Entrevista a Célia Bonet, presidente da instituição

Dado os tempos difíceis que se vivem, O “Cidade de Tomar” solicitou à presidente da Cáritas, Célia Bonet, o ponto de situação que esta instituição vive devido à pandemia.

Cidade Tomar (CT) – A Cáritas tem recebido mais pedidos de ajuda neste período de Pandemia Covid-19?

Célia Bonet (CB) – A Cáritas de Tomar tem recebido mais pedidos de ajuda desde de que entrámos na Pandemia Covid -19, especialmente nos últimos dias. Estamos muito preocupados com os tempos mais próximos. No nosso concelho existem muitos trabalhadores por conta própria que vão ganhando apenas para a sua sobrevivência e que nunca conseguiram ganhar o suficiente para fazer poupanças. Pequenos empresários com dois ou três funcionários e que se veem agora impedidos de trabalhar e sem possibilidade de cumprir as suas responsabilidades financeiras. Estas pessoas com ajuda de familiares suportaram um mês sem rendimentos mas, daqui para a frente, vão ficar em situação muito complicada. Até agora os nossos utentes eram essencialmente idosos com reformas muito baixas, pessoas com problemas cognitivos, pessoas com muito baixa escolaridade e famílias mono-parentais. Mas daqui para a frente vamos ter que socorrer outro tipo de pessoas que querendo trabalhar não têm qualquer possibilidade de o fazer.

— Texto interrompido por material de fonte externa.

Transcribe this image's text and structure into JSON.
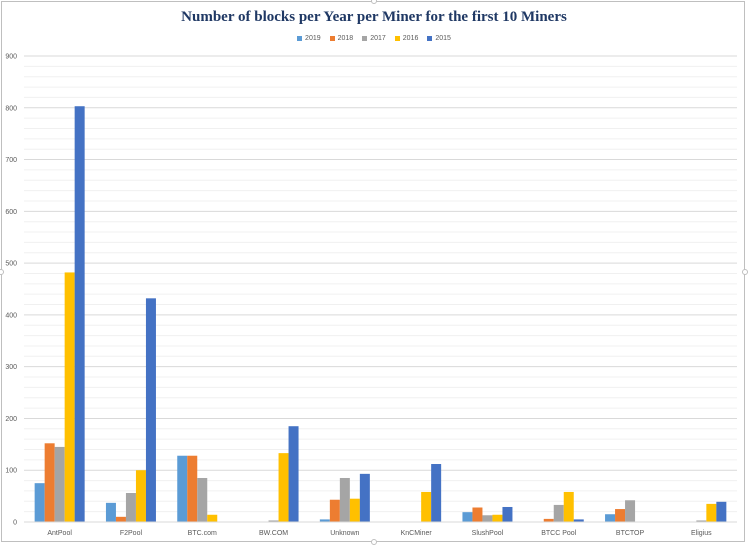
{
  "chart_data": {
    "type": "bar",
    "title": "Number of blocks per Year per Miner for the first 10 Miners",
    "categories": [
      "AntPool",
      "F2Pool",
      "BTC.com",
      "BW.COM",
      "Unknown",
      "KnCMiner",
      "SlushPool",
      "BTCC Pool",
      "BTCTOP",
      "Eligius"
    ],
    "series": [
      {
        "name": "2019",
        "color": "#5b9bd5",
        "values": [
          75,
          37,
          128,
          0,
          5,
          0,
          19,
          0,
          15,
          0
        ]
      },
      {
        "name": "2018",
        "color": "#ed7d31",
        "values": [
          152,
          10,
          128,
          0,
          43,
          0,
          28,
          6,
          25,
          0
        ]
      },
      {
        "name": "2017",
        "color": "#a5a5a5",
        "values": [
          145,
          56,
          85,
          3,
          85,
          0,
          13,
          33,
          42,
          3
        ]
      },
      {
        "name": "2016",
        "color": "#ffc000",
        "values": [
          482,
          100,
          14,
          133,
          45,
          58,
          14,
          58,
          0,
          35
        ]
      },
      {
        "name": "2015",
        "color": "#4472c4",
        "values": [
          803,
          432,
          0,
          185,
          93,
          112,
          29,
          5,
          0,
          39
        ]
      }
    ],
    "ylim": [
      0,
      900
    ],
    "yticks": [
      0,
      100,
      200,
      300,
      400,
      500,
      600,
      700,
      800,
      900
    ],
    "grid": true,
    "legend_position": "top"
  }
}
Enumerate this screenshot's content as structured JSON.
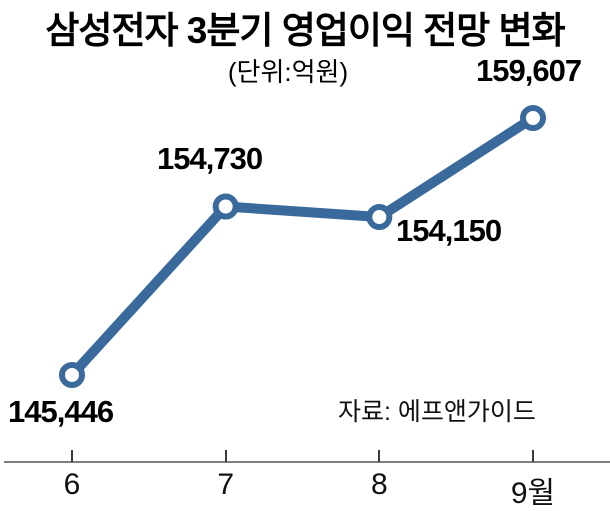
{
  "title": "삼성전자 3분기 영업이익 전망 변화",
  "subtitle": "(단위:억원)",
  "source": "자료: 에프앤가이드",
  "colors": {
    "line": "#3a699c",
    "marker_fill": "#ffffff",
    "axis_line": "#7f7f7f",
    "tick": "#3c3c3c",
    "text": "#000000"
  },
  "chart_data": {
    "type": "line",
    "title": "삼성전자 3분기 영업이익 전망 변화",
    "unit_label": "(단위:억원)",
    "source_label": "자료: 에프앤가이드",
    "categories": [
      "6",
      "7",
      "8",
      "9월"
    ],
    "values": [
      145446,
      154730,
      154150,
      159607
    ],
    "value_labels": [
      "145,446",
      "154,730",
      "154,150",
      "159,607"
    ],
    "xlabel": "",
    "ylabel": "",
    "ylim": [
      144000,
      161000
    ],
    "grid": false,
    "legend": false,
    "marker": "open-circle",
    "line_color": "#3a699c"
  }
}
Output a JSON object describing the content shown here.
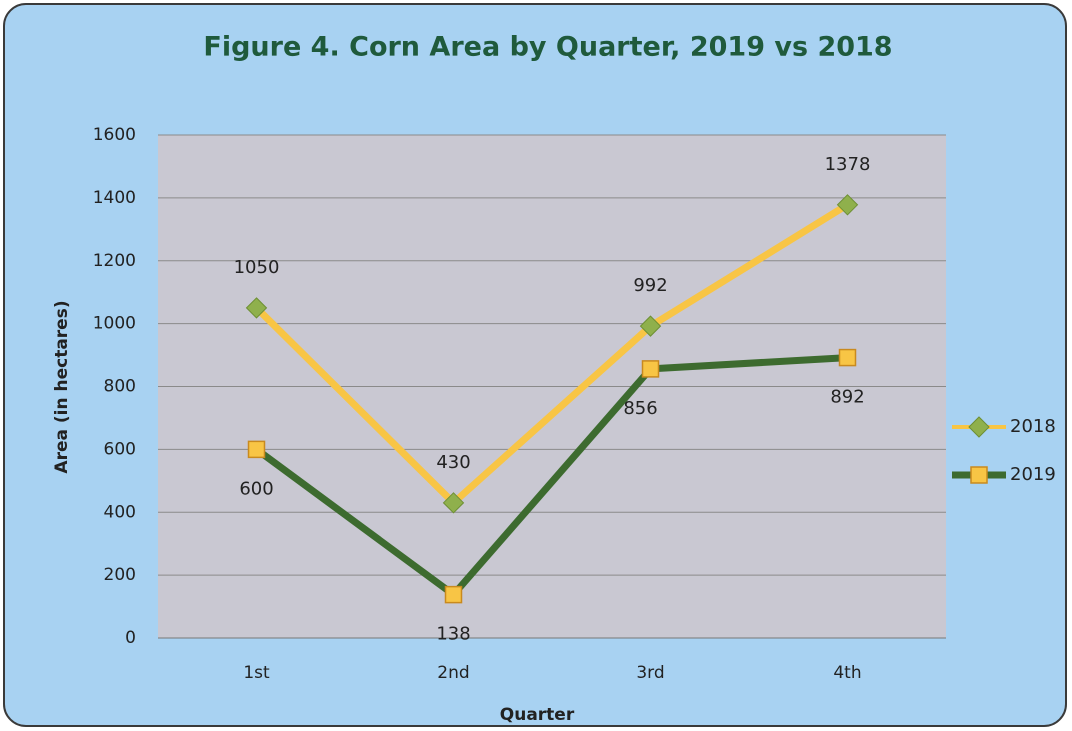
{
  "chart_data": {
    "type": "line",
    "title": "Figure 4. Corn Area by Quarter, 2019 vs 2018",
    "x_label": "Quarter",
    "y_label": "Area (in hectares)",
    "categories": [
      "1st",
      "2nd",
      "3rd",
      "4th"
    ],
    "series": [
      {
        "name": "2018",
        "color": "#f8c545",
        "marker_color": "#8fb04c",
        "values": [
          1050,
          430,
          992,
          1378
        ]
      },
      {
        "name": "2019",
        "color": "#3d6b2f",
        "marker_color": "#f8c545",
        "values": [
          600,
          138,
          856,
          892
        ]
      }
    ],
    "ylim": [
      0,
      1600
    ],
    "yticks": [
      0,
      200,
      400,
      600,
      800,
      1000,
      1200,
      1400,
      1600
    ],
    "grid": true,
    "legend": "right"
  }
}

CT – De que modo a instituição se reorganizou nos últimos tempos?

CB – A nossa instituição foi obrigada a reorganizar-se de modo a libertar os voluntários mais idosos ou com problemas de saúde que se enquadram no grupo de risco. São os mais jovens que agora asseguram todos os serviços. Existe na Cáritas de Tomar um grande sentido de responsabilidade e de solidariedade que sobrevive com o trabalho das pessoas que se entregam de alma e coração sem ter qualquer retribuição. Trabalham em troca do prazer de ver os outros felizes.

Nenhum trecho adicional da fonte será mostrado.